"If I were any more trigger-happy than I actually am, you would have rendered me hostile by now," Bella says. "You can, as it stands, salvage the situation, and I am more than happy to let you try, but my hostility is not a static quantity that has nothing to do with whether you attempt any self-fulfilling prophecies about it. And that's what the security wishes are for."
"I don't need security wishes. But you already know that, because you are not a stupid person," says Libby. "My concern is for everyone else, not for me."
"You're safe; you're not invisible. You would protect the rest of your network by being defended against spying, that's what I meant - if attempts to magically learn about you bounced off, you couldn't be referred to by any wish that tried to learn about your friends and family. If you got a throwaway email address and no amount of throwing coins at the question would tell me anything about you that you didn't want me to find, then you'd look nervous, maybe, but not sinister."
Bella chuckles. "Are you really? But you don't trust me, as you've repeatedly had to remind me."
"I started out not trusting you. Right now, I trust you enough to be having this conversation, which is a fair bit, let me tell you."
"How much? I mean, you're safe. I could be very dangerous to people in general and none too happy with you, and you'd still be safe. Native trumps."
"When I find someone I consider dangerous, I don't offer them information about important things that are secrets to most people. It just seems like a fundamentally bad idea."
"Fair enough. Although speaking of secrecy, I'm somewhat curious why you want to have this conversation in a coffee shop. I imagine most people would think we're talking about some manner of fiction if they listen to us at all, but you keep other seams in your operation snug enough that I'm surprised even that little hazard sits comfortably."
"Have you got one just generally? I don't know, you see, because I have never attempted to spy on you."

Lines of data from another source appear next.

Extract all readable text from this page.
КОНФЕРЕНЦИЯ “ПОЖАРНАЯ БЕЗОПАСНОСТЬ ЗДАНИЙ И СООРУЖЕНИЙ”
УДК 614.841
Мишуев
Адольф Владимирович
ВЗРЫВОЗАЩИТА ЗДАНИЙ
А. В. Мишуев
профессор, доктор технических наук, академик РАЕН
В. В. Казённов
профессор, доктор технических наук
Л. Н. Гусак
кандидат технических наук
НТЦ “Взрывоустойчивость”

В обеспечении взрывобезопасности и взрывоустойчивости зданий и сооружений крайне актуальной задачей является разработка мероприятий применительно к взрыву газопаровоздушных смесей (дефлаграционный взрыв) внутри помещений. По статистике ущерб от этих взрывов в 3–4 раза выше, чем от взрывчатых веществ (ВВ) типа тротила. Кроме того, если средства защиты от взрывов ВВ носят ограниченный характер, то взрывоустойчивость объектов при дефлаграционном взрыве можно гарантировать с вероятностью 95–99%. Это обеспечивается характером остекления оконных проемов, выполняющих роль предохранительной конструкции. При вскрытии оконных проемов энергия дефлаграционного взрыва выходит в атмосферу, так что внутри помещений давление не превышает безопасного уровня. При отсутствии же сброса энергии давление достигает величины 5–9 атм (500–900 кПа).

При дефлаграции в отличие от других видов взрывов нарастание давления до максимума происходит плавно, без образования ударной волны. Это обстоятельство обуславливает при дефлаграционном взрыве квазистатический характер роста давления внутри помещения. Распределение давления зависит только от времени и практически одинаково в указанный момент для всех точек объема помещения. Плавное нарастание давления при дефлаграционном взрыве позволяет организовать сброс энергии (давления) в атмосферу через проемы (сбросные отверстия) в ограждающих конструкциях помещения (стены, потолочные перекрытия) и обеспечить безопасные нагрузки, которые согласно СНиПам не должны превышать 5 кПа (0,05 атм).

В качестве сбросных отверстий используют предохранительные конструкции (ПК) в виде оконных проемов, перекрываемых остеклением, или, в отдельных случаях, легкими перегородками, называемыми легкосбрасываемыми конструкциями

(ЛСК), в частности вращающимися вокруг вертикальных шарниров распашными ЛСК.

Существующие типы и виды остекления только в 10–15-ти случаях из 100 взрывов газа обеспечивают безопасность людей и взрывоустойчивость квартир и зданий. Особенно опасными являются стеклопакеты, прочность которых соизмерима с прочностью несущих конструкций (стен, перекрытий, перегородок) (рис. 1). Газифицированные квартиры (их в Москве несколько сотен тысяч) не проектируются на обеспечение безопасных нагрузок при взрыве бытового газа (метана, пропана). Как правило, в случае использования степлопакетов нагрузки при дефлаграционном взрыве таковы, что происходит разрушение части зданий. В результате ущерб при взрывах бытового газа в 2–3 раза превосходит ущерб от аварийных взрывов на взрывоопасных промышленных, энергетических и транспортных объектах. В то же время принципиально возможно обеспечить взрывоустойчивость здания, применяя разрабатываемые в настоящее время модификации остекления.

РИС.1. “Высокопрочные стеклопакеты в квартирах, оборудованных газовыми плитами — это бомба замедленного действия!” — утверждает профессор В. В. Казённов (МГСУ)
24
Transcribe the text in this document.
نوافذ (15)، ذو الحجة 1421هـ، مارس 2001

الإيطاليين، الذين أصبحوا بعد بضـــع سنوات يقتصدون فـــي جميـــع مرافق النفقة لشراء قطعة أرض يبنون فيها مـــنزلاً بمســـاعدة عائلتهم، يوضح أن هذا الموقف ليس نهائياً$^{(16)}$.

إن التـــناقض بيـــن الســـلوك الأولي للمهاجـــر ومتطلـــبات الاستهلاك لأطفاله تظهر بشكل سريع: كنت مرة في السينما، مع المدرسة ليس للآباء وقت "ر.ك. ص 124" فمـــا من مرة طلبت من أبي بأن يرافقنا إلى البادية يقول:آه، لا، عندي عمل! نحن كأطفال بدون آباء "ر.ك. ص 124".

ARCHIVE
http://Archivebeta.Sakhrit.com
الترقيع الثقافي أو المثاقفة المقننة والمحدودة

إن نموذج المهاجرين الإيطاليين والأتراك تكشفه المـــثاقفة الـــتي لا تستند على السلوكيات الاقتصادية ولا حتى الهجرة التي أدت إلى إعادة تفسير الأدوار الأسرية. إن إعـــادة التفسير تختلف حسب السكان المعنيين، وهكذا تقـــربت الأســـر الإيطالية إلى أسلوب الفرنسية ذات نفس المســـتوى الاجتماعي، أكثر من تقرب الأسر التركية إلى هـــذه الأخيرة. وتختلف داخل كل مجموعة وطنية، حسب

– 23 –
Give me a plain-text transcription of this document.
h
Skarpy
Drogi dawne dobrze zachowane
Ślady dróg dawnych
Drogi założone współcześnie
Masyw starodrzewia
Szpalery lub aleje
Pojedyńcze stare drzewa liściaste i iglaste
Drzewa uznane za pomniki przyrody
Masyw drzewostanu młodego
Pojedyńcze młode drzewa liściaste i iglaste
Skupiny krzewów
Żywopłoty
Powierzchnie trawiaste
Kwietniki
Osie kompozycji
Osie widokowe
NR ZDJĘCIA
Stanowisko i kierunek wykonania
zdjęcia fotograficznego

"As a general rule, I do not spy on people. I might do it if I had a good reason, but I never default to it."
"But you said mine was the best you've ever seen. Did I do a better job of wish-designing or did I throw more magic at it?"
"You were trying particularly intrusive spying and ran into the edge of my brain? You weren't counting yours because it is not a ward you have encountered in the wild? Mine doesn't cover random people in coffeeshops and therefore has more juice to do everything else, so mine is only better within a limited context?" Bella guesses gamely.
"Not quite, but close," she says. "Mine is only active when I need it to be. It's not as pervasive as yours, but that's a feature, not a bug."
"I can see how that might be useful sometimes. It's not my style, though."
Bella changes the subject. "How many people with native powers are there running around that I haven't heard about yet?"